They still haven't come up with a cure for a hangover; good luck cancer.
There's a girl in front of me with a see through white shirt on and her back says I suck bad dick. Fun night hun?
two words: fractured penis. two more: emergency room.
Saw a sign earlier "Domino's Lava Cakes $3.00" and I thought of you. This text brought to you by thing I don't need to know about your sex life.
Restaurants Roasting People Who Gave Them Negative Yelp Reviews (25 Pics)
there are some nice people on this island. free ride free pancakes and they even prayed for us when they dropped us off
Im positive, your name was on my abdomen, Im pretty sure thats solid evidence
Peanut butter balls.
IF YOU EVEN COME NEAR MY BALLS AGAIN I SWEAR TO GOD
Fell twice in five points. on my face. literally during a cross walk. The cars just went around me. 21st birthday memories right there
I have got to stop taking so many uppers and downers simultaneously. My life is a Dali painting.

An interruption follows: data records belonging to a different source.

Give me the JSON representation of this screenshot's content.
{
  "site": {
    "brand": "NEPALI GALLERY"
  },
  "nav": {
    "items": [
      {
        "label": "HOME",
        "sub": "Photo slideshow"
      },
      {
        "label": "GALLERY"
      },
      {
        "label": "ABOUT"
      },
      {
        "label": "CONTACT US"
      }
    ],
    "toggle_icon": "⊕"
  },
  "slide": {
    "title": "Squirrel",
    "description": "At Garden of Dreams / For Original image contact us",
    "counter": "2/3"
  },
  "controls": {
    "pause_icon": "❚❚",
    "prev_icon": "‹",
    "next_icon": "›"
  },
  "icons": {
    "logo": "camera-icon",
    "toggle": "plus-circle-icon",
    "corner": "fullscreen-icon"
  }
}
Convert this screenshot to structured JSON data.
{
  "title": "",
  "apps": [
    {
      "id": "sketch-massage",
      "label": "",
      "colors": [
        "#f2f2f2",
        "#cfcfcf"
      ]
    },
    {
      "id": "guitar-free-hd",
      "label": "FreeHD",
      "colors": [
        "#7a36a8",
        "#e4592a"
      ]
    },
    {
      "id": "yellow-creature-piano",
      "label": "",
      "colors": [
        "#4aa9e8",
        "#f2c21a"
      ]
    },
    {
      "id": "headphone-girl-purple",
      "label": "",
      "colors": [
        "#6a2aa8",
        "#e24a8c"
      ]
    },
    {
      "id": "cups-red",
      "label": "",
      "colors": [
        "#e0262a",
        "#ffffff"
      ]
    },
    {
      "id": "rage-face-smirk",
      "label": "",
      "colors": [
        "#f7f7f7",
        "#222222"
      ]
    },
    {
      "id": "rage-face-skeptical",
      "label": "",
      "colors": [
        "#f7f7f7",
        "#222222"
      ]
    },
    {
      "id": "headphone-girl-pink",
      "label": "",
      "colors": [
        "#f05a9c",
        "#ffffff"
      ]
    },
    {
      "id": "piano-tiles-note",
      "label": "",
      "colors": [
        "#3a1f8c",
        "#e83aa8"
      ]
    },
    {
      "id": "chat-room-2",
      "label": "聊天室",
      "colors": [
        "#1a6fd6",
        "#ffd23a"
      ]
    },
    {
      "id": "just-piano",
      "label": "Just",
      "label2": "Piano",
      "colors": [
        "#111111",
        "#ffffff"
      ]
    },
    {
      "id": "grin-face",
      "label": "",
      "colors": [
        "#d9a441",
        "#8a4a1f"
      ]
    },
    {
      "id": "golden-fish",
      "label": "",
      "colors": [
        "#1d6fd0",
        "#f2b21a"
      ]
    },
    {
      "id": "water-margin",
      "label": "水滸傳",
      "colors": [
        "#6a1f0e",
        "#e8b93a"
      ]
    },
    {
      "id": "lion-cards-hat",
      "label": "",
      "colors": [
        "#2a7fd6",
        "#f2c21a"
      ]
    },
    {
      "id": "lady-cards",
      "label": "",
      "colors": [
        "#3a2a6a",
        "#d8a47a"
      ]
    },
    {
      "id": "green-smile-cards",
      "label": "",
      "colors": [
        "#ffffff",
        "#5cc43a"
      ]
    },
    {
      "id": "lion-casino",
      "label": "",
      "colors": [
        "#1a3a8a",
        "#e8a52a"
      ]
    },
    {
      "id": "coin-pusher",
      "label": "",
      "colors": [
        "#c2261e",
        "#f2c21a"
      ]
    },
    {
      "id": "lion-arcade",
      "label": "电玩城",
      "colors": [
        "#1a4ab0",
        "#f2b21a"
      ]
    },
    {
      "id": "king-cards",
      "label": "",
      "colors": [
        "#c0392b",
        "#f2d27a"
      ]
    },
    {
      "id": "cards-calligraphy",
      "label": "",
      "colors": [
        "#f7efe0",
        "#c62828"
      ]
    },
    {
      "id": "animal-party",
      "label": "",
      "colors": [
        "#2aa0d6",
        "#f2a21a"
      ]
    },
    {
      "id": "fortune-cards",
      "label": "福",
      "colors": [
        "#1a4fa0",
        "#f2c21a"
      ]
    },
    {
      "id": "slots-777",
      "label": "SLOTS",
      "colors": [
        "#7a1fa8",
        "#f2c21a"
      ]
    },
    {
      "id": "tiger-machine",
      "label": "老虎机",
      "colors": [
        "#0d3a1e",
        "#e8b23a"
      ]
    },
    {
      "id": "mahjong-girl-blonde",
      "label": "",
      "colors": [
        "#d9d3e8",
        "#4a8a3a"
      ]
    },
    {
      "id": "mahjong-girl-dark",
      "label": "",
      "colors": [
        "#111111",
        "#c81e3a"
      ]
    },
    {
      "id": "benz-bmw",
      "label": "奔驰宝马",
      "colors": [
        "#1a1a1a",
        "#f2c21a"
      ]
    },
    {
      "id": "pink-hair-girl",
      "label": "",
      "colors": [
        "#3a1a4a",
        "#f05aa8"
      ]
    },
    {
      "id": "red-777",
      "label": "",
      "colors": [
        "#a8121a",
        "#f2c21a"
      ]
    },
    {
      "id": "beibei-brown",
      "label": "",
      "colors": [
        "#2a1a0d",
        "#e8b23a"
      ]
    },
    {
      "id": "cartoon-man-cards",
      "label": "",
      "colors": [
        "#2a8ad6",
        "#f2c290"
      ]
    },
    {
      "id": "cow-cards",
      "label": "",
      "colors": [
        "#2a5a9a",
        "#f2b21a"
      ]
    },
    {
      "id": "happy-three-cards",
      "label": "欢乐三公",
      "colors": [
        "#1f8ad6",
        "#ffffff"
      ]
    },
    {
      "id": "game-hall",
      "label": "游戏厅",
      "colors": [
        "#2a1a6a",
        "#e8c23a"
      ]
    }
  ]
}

Woman Posts Harassing DMs From Creep Online, Now He’s Upset Because People Told His Mom
Why do I think he'd like to keep my hair in a box?
You're the only person I know who can be puking into a trash can at 8 in the morning in Manhattan and get a date out of it....
And you know what the worst part is? Because of him I can now relate to a goddamn Taylor Swift song. FUCK. MY. LIFE.
Already doing pt exercises by picking my margarita up off the night stand. Fuck yeah.
Just left the ER. Only good thing... my hot ass nurse Carlos stripped me.
God works in mysterious ways.
I can't imagine a friend I would rather lose my virginity to in a threesome.